Neural Network based method for predicting regional visitor attendance levels in recreational areas

The number of people in a certain place in desired time period is one of the main questions in many monitoring and management applications. Such information is needed also in tourism which has been one of most growing business areas in recent years. Increasing volume forces development of new practises for the sustainable and efficient management of recreational areas and tourist centres. Regional visitor monitoring provides general tools for managers and decisionmakers to handle multidimensional growth and the development of tourism business. Our study aims to develop predictive approach for solving continuously regional visitor attendance levels using inferred data and computationally intelligent methods.
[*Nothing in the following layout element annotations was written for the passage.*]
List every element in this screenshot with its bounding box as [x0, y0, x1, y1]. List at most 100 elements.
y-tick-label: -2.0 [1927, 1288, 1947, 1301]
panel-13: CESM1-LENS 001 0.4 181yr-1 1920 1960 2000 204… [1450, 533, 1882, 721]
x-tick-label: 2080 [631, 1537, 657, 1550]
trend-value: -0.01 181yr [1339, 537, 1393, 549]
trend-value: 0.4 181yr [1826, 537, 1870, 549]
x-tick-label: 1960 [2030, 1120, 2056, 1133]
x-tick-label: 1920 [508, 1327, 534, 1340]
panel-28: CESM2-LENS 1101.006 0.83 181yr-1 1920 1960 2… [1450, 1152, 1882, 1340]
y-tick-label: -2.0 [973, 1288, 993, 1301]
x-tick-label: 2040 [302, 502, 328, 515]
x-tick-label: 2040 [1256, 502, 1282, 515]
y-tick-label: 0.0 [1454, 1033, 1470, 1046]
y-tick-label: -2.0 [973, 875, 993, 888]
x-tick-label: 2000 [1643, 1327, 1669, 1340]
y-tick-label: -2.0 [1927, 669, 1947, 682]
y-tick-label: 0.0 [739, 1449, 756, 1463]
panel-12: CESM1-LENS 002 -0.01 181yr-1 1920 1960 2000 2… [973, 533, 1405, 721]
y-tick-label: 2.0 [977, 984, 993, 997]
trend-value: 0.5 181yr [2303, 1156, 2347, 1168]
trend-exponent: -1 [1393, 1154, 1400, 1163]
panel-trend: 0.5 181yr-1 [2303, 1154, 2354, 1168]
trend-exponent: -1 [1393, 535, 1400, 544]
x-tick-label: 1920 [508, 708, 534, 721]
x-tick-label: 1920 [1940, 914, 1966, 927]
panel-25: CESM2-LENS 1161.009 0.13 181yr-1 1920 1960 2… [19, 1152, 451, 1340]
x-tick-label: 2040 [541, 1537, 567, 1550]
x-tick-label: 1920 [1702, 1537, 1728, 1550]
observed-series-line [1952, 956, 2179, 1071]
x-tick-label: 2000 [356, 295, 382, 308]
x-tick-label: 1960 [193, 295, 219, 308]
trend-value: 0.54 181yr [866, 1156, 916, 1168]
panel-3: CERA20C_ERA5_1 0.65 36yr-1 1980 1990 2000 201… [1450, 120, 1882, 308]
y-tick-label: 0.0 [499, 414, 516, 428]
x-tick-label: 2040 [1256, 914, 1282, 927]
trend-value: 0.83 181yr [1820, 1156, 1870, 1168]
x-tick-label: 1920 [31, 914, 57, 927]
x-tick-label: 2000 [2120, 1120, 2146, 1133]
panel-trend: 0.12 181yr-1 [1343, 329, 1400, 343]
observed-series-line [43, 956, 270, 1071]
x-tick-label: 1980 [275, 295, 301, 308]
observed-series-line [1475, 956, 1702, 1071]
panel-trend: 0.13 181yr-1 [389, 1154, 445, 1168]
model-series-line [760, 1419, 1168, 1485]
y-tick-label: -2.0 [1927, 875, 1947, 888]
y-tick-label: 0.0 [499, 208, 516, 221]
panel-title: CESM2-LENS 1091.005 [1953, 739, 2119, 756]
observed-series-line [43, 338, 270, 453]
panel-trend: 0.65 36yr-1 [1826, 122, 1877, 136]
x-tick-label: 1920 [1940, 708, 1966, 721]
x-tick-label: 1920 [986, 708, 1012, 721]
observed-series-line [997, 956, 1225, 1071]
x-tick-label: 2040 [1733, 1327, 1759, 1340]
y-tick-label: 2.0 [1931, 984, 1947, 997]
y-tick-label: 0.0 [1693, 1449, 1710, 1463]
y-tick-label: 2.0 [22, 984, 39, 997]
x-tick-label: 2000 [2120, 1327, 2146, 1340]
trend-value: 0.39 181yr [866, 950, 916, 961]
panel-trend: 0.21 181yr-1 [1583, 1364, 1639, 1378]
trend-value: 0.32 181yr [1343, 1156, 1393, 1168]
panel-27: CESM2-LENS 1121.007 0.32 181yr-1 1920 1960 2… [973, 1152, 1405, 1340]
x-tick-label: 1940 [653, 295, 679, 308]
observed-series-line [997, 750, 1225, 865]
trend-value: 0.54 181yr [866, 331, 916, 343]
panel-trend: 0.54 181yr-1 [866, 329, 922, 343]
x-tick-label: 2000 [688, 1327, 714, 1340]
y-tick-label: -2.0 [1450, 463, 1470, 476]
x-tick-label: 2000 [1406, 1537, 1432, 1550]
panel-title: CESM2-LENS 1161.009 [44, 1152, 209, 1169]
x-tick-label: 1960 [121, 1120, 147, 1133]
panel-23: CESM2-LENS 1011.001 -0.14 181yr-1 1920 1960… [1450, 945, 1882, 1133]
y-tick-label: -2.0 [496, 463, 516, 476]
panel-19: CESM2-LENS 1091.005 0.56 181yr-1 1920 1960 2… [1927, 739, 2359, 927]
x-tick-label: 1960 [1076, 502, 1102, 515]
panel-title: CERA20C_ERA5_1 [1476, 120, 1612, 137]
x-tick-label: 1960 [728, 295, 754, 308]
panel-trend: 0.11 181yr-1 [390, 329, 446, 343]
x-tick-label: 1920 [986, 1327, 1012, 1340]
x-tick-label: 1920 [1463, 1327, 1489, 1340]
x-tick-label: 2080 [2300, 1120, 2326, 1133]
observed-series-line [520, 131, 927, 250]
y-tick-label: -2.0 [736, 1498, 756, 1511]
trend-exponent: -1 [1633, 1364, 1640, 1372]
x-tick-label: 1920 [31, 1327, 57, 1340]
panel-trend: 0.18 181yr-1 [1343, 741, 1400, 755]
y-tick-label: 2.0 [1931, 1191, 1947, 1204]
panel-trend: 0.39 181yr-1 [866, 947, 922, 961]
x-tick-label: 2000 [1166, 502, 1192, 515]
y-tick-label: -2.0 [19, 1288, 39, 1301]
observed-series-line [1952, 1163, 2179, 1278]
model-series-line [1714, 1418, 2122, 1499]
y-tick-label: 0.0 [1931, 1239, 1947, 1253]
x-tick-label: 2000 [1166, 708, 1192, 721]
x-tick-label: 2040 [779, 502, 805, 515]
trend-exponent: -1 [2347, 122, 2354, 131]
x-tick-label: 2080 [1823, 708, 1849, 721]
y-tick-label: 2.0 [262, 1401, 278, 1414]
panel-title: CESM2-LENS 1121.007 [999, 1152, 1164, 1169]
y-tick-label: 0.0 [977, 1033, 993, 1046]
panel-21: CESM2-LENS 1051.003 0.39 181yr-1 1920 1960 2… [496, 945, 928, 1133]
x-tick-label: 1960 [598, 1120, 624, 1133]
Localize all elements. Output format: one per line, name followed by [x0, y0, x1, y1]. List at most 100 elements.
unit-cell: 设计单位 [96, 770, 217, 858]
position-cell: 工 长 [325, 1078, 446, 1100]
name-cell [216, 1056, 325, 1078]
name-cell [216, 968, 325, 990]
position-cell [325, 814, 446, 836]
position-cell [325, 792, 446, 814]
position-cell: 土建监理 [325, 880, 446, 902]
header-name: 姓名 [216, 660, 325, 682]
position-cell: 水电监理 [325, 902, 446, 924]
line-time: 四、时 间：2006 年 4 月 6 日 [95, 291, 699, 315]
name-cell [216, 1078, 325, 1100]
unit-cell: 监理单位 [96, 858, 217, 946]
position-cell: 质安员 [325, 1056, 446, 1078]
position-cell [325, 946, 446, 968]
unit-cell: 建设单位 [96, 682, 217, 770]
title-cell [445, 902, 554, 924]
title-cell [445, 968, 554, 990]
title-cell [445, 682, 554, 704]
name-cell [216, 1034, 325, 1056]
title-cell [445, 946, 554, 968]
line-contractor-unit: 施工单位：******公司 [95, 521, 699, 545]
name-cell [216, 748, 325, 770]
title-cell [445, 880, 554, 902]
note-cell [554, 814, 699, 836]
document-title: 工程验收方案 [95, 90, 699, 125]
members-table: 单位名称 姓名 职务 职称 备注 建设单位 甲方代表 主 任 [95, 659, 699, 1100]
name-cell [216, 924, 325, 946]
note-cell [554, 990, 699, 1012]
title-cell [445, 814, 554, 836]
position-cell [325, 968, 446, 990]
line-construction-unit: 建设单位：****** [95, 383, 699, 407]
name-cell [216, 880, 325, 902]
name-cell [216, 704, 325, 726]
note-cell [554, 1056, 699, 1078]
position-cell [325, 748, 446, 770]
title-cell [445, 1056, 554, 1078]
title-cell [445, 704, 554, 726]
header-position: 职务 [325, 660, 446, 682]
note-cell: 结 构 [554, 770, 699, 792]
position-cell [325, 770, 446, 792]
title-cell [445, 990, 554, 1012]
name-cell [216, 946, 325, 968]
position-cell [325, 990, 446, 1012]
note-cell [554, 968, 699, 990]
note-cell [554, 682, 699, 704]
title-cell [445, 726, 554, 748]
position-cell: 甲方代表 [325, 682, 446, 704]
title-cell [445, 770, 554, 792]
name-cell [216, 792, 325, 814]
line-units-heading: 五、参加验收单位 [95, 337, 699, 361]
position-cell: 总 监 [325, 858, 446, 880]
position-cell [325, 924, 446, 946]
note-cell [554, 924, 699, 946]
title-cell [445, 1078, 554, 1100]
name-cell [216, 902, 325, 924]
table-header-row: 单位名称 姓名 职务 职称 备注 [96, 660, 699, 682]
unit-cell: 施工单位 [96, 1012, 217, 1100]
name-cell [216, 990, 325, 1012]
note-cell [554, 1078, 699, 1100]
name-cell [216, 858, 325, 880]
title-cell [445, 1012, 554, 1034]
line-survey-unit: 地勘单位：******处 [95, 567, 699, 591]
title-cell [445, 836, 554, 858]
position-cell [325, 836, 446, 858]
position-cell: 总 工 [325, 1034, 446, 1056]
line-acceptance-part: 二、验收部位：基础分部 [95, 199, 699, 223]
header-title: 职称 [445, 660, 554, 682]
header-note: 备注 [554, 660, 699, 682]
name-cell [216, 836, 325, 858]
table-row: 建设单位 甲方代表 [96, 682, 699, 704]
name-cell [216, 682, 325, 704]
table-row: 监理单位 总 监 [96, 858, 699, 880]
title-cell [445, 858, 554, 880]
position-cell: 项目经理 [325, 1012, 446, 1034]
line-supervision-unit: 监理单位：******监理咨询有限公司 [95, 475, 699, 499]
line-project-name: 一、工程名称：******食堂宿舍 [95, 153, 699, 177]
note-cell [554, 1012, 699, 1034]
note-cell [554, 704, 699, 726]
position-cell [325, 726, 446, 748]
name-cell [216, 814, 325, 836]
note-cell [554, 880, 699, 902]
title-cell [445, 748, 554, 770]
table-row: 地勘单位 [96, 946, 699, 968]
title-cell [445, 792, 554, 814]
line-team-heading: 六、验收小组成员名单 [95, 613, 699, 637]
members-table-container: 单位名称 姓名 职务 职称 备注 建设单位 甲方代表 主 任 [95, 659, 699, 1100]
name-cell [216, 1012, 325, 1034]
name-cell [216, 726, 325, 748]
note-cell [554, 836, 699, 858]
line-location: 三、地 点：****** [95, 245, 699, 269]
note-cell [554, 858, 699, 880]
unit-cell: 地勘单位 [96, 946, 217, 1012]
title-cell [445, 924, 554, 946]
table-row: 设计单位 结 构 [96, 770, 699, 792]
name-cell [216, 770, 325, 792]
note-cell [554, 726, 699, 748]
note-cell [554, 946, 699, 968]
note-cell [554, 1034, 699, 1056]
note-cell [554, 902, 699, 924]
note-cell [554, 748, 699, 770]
In opposite to other known visitor monitoring systems, we used mobile telecommunications network to provide data for creation of estimate for number of people in certain region. Furthermore, regional weather conditions, traffic density, restaurant sales and the use of accommodation facilities were coupled together with mobile telecommunication event data. The Selforganizing Map (SOM) was used to integrate these variables into a combined regional attendance index, and the multilayer perceptron (MLP) was used to create the shortterm predictions of visitor attendance levels. Finally the proposed continuous modelling system consisted online data gathering, server based modelling core and webbased user interface for information sharing. The system was tested and validated using real data gathered from the recreational area of Tahko. The regional visitor attendance level model and predictions were validated against expert opinions and regional freshwater consumption data. The results showed in general that the method is suitable for describing a real regional situation and seasonal variations in visitor attendance levels. Moreover, the results indicated that mobile telecommunication data improves predictions of daily visitors. Nevertheless, feedback from the possible endusers showed that presented method has potential in applications also in many other fields than tourism.